On the risk-sensitive escape control for diffusion processes pertaining to an expanding construction of distributed control systems

TL;DR

This paper develops a risk-sensitive control framework for a growing distributed diffusion system with degenerate dynamics, focusing on preventing subsystem escape and analyzing control performance under modeling uncertainties.

Contribution

It introduces a novel risk-sensitive escape control approach for expanding degenerate diffusion systems, linking it to stochastic differential games and addressing modeling errors.

Findings

Characterizes risk-sensitive escape control as a stochastic game

Establishes control strategies for degenerate diffusion processes

Analyzes robustness of control under modeling errors

Abstract

In this paper, we consider an expanding construction of a distributed control system, which is obtained by adding a new subsystem one after the other, until all $n$ subsystems, where $n \ge 2$, are included in the distributed control system. It is assumed that a small random perturbation enters only into the first subsystem and is then subsequently transmitted to the other subsystems.

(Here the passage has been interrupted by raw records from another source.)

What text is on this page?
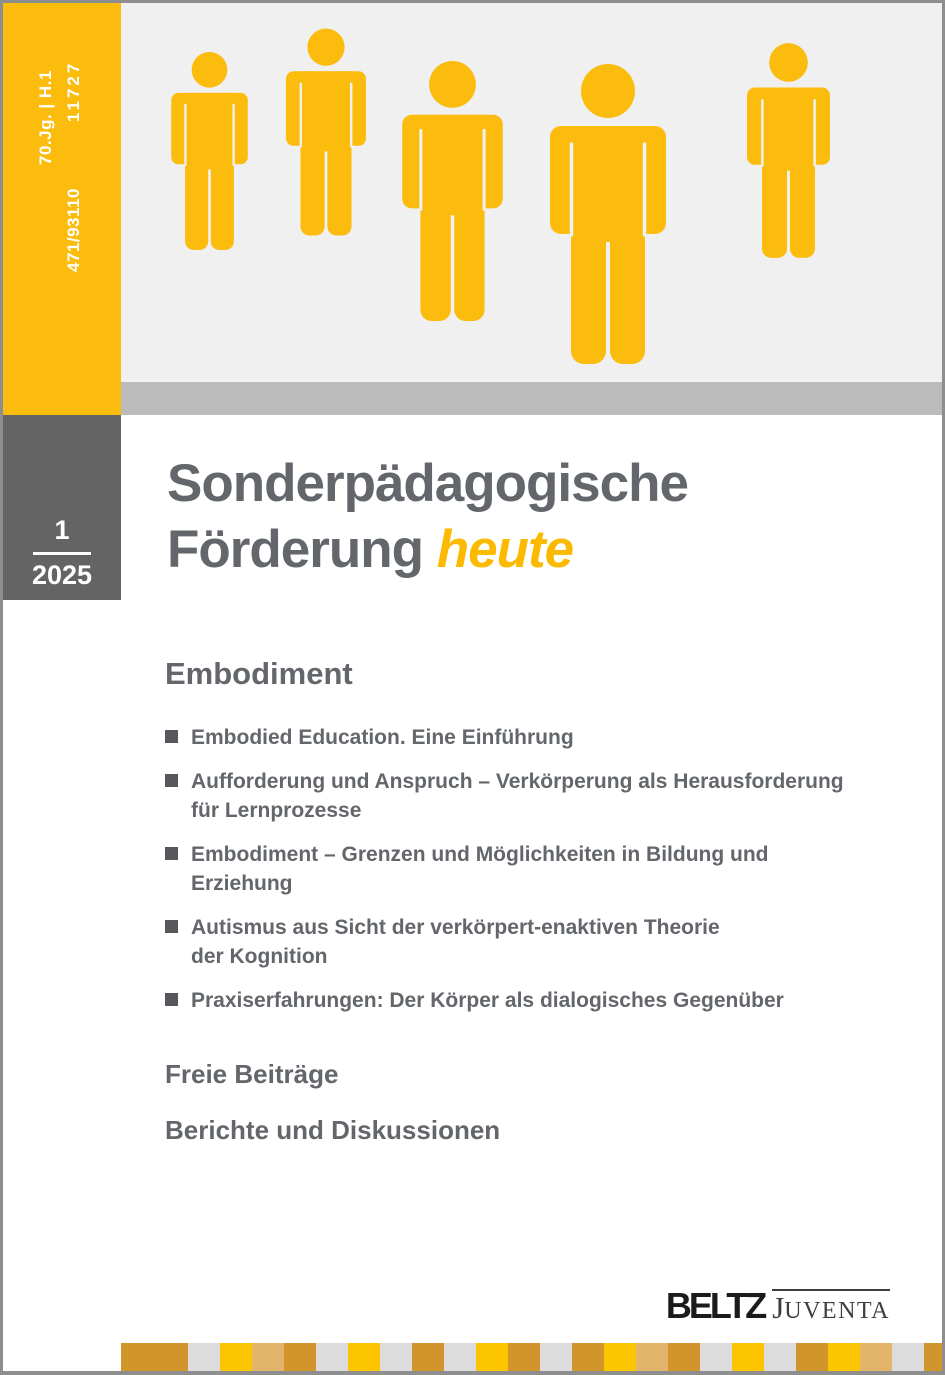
70.Jg. | H.1 11727
471/93110
1
2025
Sonderpädagogische
Förderung heute
Embodiment
Embodied Education. Eine Einführung
Aufforderung und Anspruch – Verkörperung als Herausforderung
für Lernprozesse
Embodiment – Grenzen und Möglichkeiten in Bildung und
Erziehung
Autismus aus Sicht der verkörpert-enaktiven Theorie
der Kognition
Praxiserfahrungen: Der Körper als dialogisches Gegenüber
Freie Beiträge
Berichte und Diskussionen
BELTZ JUVENTA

Moreover, for any $\ell \in \{2, ..., n\}$, the distributed control system, compatible with the expanding construction, which is obtained from the first $\ell$ subsystems, satisfies an appropriate H\"{o}rmander condition. As a result of this, the diffusion process is degenerate, i.e., the backward operator associated with it is a degenerate parabolic equation. Our main interest here is to prevent the diffusion process (that corresponds to a particular subsystem) from leaving a given bounded open domain. In particular, we consider a risk-sensitive version of the mean escape time criterion with respect to each of the subsystems. Using a variational representation, we characterize the risk-sensitive escape control for the diffusion process as the lower and upper values of an associated stochastic differential game. Finally, we comment on the implication of our results, where one is also interested in evaluating the performance of the risk-sensitive escape control, when there is some modeling error in the distributed control system.